I begin February with a question - obvious, yet compelling - that has been hanging over me for a while now. What exactly is a novel?
This is the 143rd word of my logophiliac adventures:
A novel is a fictional prose narrative of book length, typically representing character and action with some degree of realism. The word comes from the Italian term novella storia , for "new story." (Novella being the feminine of novello and the Latin word novellus for "new".) The word was also utilized from Middle English to the eighteenth century in the sense of "a novelty, a piece of news, from the Old French word novelle. This gives way to the adjective use of novel which means interestingly new or unusual.
But what should this "newness" look like? The novel has become an incredibly versatile literary vehicle since Daniel Defoe, Charlotte Smith and Jane Austen gave it a solid form at the end of the eighteenth century. When I first set out to create my own novels, I thought of the form as a long, extended story of someone's journey... like a good Dickensian bildungsroman (a coming of age novel like David Copperfield or Nicholas Nickleby). Since then I've realized that the newness is not just a matter of introducing and following new characters and exploring a new setting, but in the way we tell our stories: non-linear, in braided narratives, from an unusual character's point of view, in the present tense, in the second person, in an otherwise impossible situation, etc. Novels are experiments for testing new angles in story telling, and even if the story itself might be similar to something that's been read before, the telling makes it new.
Personal example. I finished a novel last year and have embarked on a sequel.
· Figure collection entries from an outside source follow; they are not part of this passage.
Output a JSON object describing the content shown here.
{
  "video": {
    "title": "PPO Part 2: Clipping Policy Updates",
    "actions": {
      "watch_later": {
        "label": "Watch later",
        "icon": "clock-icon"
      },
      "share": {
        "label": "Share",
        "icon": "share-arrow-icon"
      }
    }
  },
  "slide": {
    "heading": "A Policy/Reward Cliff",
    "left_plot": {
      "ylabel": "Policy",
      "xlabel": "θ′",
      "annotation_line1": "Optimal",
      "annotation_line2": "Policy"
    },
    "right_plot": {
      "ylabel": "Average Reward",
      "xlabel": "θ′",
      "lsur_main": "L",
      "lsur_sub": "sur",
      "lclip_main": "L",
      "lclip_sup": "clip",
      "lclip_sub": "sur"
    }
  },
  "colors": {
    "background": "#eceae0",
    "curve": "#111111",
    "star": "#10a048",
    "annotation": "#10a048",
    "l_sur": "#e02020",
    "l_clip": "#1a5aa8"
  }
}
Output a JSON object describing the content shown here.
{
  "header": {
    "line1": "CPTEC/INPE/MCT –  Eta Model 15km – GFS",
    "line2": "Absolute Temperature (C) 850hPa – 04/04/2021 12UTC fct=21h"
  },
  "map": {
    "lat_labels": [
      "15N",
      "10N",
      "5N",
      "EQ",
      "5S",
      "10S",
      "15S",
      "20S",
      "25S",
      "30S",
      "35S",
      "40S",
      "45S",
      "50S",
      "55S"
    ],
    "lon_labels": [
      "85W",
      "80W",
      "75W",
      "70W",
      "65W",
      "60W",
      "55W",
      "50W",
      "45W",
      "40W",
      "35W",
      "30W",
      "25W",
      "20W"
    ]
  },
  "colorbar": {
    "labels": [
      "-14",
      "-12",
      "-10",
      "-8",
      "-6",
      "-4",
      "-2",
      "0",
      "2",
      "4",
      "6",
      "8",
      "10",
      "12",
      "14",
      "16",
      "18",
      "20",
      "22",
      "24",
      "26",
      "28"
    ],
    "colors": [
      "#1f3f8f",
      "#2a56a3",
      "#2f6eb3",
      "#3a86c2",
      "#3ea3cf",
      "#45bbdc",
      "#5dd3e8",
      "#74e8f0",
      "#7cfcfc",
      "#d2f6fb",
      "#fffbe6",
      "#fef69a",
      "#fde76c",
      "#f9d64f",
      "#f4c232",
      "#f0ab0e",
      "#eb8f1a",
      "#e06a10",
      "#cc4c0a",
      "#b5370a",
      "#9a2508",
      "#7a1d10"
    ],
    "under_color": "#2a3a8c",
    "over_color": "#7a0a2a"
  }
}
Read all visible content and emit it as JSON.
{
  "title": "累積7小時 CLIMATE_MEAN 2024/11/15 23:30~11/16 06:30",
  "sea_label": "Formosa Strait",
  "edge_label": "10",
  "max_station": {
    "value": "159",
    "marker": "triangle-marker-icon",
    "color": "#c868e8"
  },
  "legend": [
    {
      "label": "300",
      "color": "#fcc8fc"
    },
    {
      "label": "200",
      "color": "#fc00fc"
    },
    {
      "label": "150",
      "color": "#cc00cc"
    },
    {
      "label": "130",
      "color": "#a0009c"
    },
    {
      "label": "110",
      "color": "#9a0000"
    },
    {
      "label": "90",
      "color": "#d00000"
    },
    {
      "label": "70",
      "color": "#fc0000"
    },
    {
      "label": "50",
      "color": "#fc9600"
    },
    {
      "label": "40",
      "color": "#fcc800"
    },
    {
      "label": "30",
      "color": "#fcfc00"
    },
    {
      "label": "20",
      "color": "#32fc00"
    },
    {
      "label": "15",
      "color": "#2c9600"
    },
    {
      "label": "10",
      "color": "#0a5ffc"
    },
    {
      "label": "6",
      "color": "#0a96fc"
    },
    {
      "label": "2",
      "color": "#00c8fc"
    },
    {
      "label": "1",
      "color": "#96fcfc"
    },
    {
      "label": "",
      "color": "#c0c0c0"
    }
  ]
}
Granted, there is a certain amount of uncertainty that comes with such a decision - after all, I'm waiting to hear back from agents, and there is no guarantee that any one will want to represent it, or to publish it. Whether or not it was the wise decision to go ahead with the sequel, I've found some pretty good reasons to do it.
1.) Novel #1 (let's call it W1), isn't actually finished in the sense that it has not gone through the publishing process - has not encountered agents or editors. When it is, somewhere down the line, accepted by a publishing company, there will be more changes to be made. It is simply the way the process works.
2.) At this point, not knowing what those changes will be a year, two, five or ten years from now, I know there is room for improvement. Writing the sequel (W2) will open up new doors and help me address questions that I couldn't answer (or even think to ask) about my characters in the first novel - a challenge in many ways. How?
3.) I've always wanted W2 to be it's own novel, with its own set of eccentricities, patterns and nuances - not just an expansion of W1. I decided that W2 would be from a different character's point of view. The narrative main character in W1 is a young woman (let's call her S) trying to decide whether or not to take vows in a quasi-monastic order. The narrative main character in W2 is her romantic interest, a man who at 126 years old doesn't age and has a caustic, jaded personality (let's call him D). D is going to be a challenge because his perspective is at a completely different angle from what I'm used to. In this way, learning about the inner workings of D in W2 will help me to see S in a new light (from his eyes) and apply that newness to the revisions for W1.
4.) I have ideas for a W3 and a possible W4 as well, although nothing is set in stone. If they do emerge, they will be their own novels, as well; W3 being made of journal entries from both D and S, and W4 from the point of view of a character who has not yet been born. Whether or not these ideas will ever come about, they're already bearing fruit in my daily experiments, and that fruit is in W1 and W2.
5.) There is no way to lose with this model (disorganized-jumble-of-ideas is more like it). Yes, my dreams and prayers right now are bent on getting W1 published. And though there's a chance (as with every creative endeavor) that it won't catch the attention of an agent or a publisher, the story is still mine and it is worth writing.
Worst case scenario: W1 and W2 aren't published, and I embark on a completely different project (oh yes, I have one), which is eventually published. Once established in the business, I can go back to W1 and W2, improve them and try again. It might take ten or fifteen years, but even this brood of brain children are worth that wait. It may feel like a defeat at first, but with the right amount of audacity and devotion, this can be turned into an opportunity. Look at Stephen King and the years it took to flesh out The Dark Tower and to re-release The Stand in its truest edition. (Many.) Time is not an adequate excuse to stop the experiment. If we can't be "novel" or versatile with the strange ebbs and flows of the publishing industry in addition to our own creative challenges, we might not make it. That is my theory, anyway, but a hopeful one.
Today, Sarah Callender wrote for Writer Unboxed in a similar vein "The Writer as an Inventor," which I found to be helpful and encouraging. She emphasizes adopting the habits and mind-sets of inventors to better craft our stories through passionate curiosity, obsessive focus, loyalty to our project, to embrace a healthy balance of fear and foolishness, among other things.
As inventor-creators, we strive to answer pressing questions about ourselves... even if we don't know how to ask those questions, they're still worth striving for, reinventing and examining in new angles, through different lenses (telescope, microscope - whatever is required) until we know. It's by no means an exact science, but writing is novel... and it's our job to make sure it always will be. I think we're up for that challenge.